You’re obviously involved in a lot of music projects, in different roles as a composer, producer, performer and educator. Is there anything that you do that isn’t music, such as a hobby?

    “Good question. Up until about three years ago, I was an avid rollerskater. This sounds crazy but it’s an amazing way to keep fit. It’s not boring and you can listen to music while you’re doing it. Many years ago I owned, with an old friend, a roller disco company. We would put on lots of roller disco events all around the UK. I even ran a huge tent at Glastonbury Festival one year. I owned something like 600 roller skates and with a full crew of staff to teach you. We were connected to the British Roller Sports Federation as well.”

    “I used to take skates with me on tour absolutely everywhere, so that I could skate around the streets and see things in a different way.”

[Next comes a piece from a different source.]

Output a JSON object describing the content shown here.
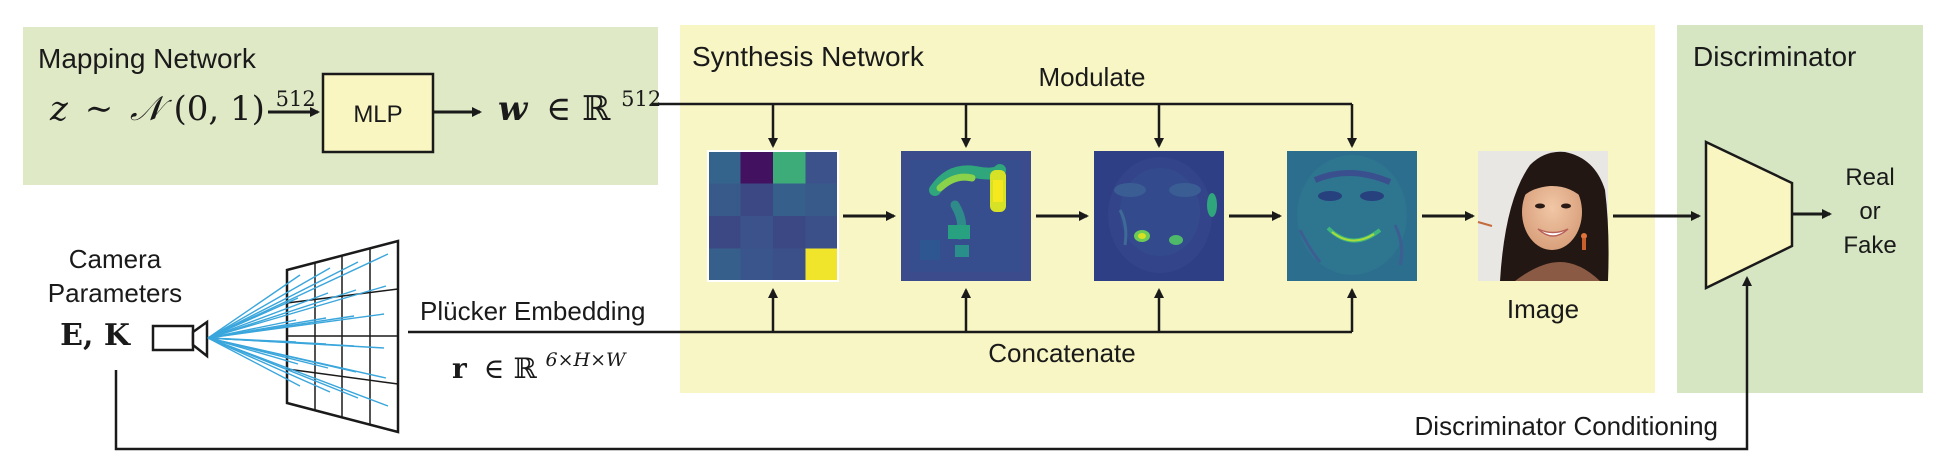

    “I don’t know why but it just came to a stop. I really need to do something. You can’t just not do anything at all. It’s a great way to keep fit.”

    “My number one love was always sports like cricket and football. I used to play quite a lot of football. One of my young sons is quite a good footballer in an academy. I love all sports.”

    “And travel. Travelling without going to a gig. That can be such fun. When I joined Courtney Pine’s band in the Eighties. There was a period when we did something like 76 flights in 6 months, and I used to dream about being in a band that just went up and down the M1 and that’s it. How did I get into this whole thing of airports and all of that.”

 

Is there anything else you’d like to talk about?

    “I haven’t played in Brighton and around there for ages and it would be great to play there with other projects. I do the Astral Weeks project which is doing very well. That’s with John Etheridge. That’s going down a storm. We’re out this year with Zara McFarlane, and Sarah Jane Morris joining us at different times. I absolutely love that because obviously that’s such an amazing album, and 50 years of it as well. At the moment, we’ve been invited to go to Belfast and Dublin and places like that. It’s fantastic to go there with Van Morrison music. It’ll be absolutely amazing. Funnily enough, I got into doing that from someone who came to the Bobby Hutcherson tribute. This person had spoken about it and had tried to find people interested in doing it for three years: creating an album and doing concerts. On that day he came to the Bobby Hutcherson concert, he enjoyed what we’d done with it and asked if we’d be interested in doing Astral Weeks. I told him that I’d have to really immerse myself in the album again. I’d listened to it as a listener, as we all do, but when you’re going to actually work on it and re-create it, then that’s a different way of listening. Fortunately, I really got taken by it and I put together a band and we’re picking up a real head of steam. We’re doing the London Jazz Festival at the Queen Elizabeth Hall in November and it’s one of the first concerts that was picked up and it will be great to do Dublin and Belfast as well. It would be great to have Van Morrison come and see it. He knows about the project, so I’ve been told, so it would be interesting if he did come along. Hopefully he’d enjoy what we’ve done with it.”

    “Tim Garland told me that Tina May had called the vibraphone ‘the haunted milk float’. That’s the best one I’ve heard in ages.”

 

 

Orphy Robinson performs at Love Supreme Festival on Saturday 30th June, 2018 in The Big Top at 11:45am.